Bonds the Jewellers

Arthur Price of England

Photo of Arthur Price

Arthur Price of England is one of the country's leading cutlers and silversmiths with two Royal Warrants and a reputation for quality which has spread around the world.

The company, which is today run in partnership by brothers Simon, the managing director, and Nigel, the marketing director, knows the dept they owe to their great-grandfather and company founder Arthur Price and a garden hut in the back streets of Birmingham.

For it was from those humble beginnings that the shoots started to sprout in the 1890s before Arthur Price and Company was registered on October 3, 1902, but Simon and Nigel can trace the company roots back even further to the 1870s and their great-father was described as a "toy maker".

"We know that in those days, a toy maker made silver trinkets-all different kinds of silverware such as decoration for pipes, scent boxes, rattles and buckles for belts and shoes." Says Nigel.

"His son Arthur became more and more involved in manufacturing spoons and forks-knives used to be made in Sheffield-and finally decided to make the step into registering Arthur Price as a company."

Nigel stressed what a big step that would have been for Arthur Price but from that distant day, in the early days of the 19th Century, the Aston company prospered on the back of the growth of the British Empire.

"Manufacturing was at the heart of the British Empire" says Nigel. "In those days almost everything was made in Britain and then taken overseas.
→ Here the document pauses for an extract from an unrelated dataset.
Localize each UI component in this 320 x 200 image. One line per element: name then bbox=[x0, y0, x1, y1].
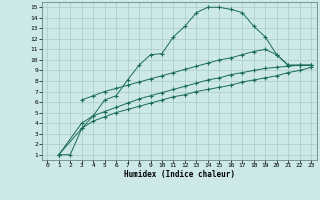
X-axis label: Humidex (Indice chaleur): Humidex (Indice chaleur) bbox=[124, 170, 235, 179]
The demand was such for British quality cutlery that there was something like 3,000 cutlery manufacturers in the country then.

The family prospered and moved to Moseley but Nigel says Arthur Price never lost touch with his roots.

The company founder had four children-two sons and two daughter-but eldest son, Arthur Jnr, died of cancer and it was youngest son, Fred, to take over the reins between the first and Second World Wars.

With ever-increasing reputation for quality Arthur Price and Company was still making the renowned Atlas products for the home market and exporting across the British Empire, but even those hectic days of non-stop manufacturing had their lighter moments as Nigel explained.

"When they did and audit of the company they came across two employees they did not know existed. They investigated further and found that Fred had put his two horses on the payroll and they were being paid a salary. I don't think you could get away with that today"

Fred has a son and daughter and it was John - Simon and Nigel's father - and now at the age of 73, company chairman who took over the running of Arthur Price in the late 1950s and early 1960s.

The company went through a number of changes during the early days of John's control.

Up to 1964 the company traded under the name of Arthur Price and Company but in that year Arthur Price of England was used for the first time, but, the influence of the Empire was diminishing and manufacturing was dealt a succession of blows by the changes in world trade patterns.

Mor and more goods made overseas were bought into the country and, despite its reputation for quality and durability, British manufacturing felt the squeeze.

"The three-day week and the recession were almost catastrophic" recalled Nigel. "Cutlers and silversmiths across the country just disappeared and the face of British manufacturing changed within the space of a few years. Manufacturing in Birmingham and Sheffield just went under"

Arthur Price had to restructure to survive and, in the 1990s, became seen on the high street with concessions in major retailers.

"We knew we had to spread the marketplace and that, in conjunction with the quality of the products we had to offer, meant we were able to continue." Adds Nigel.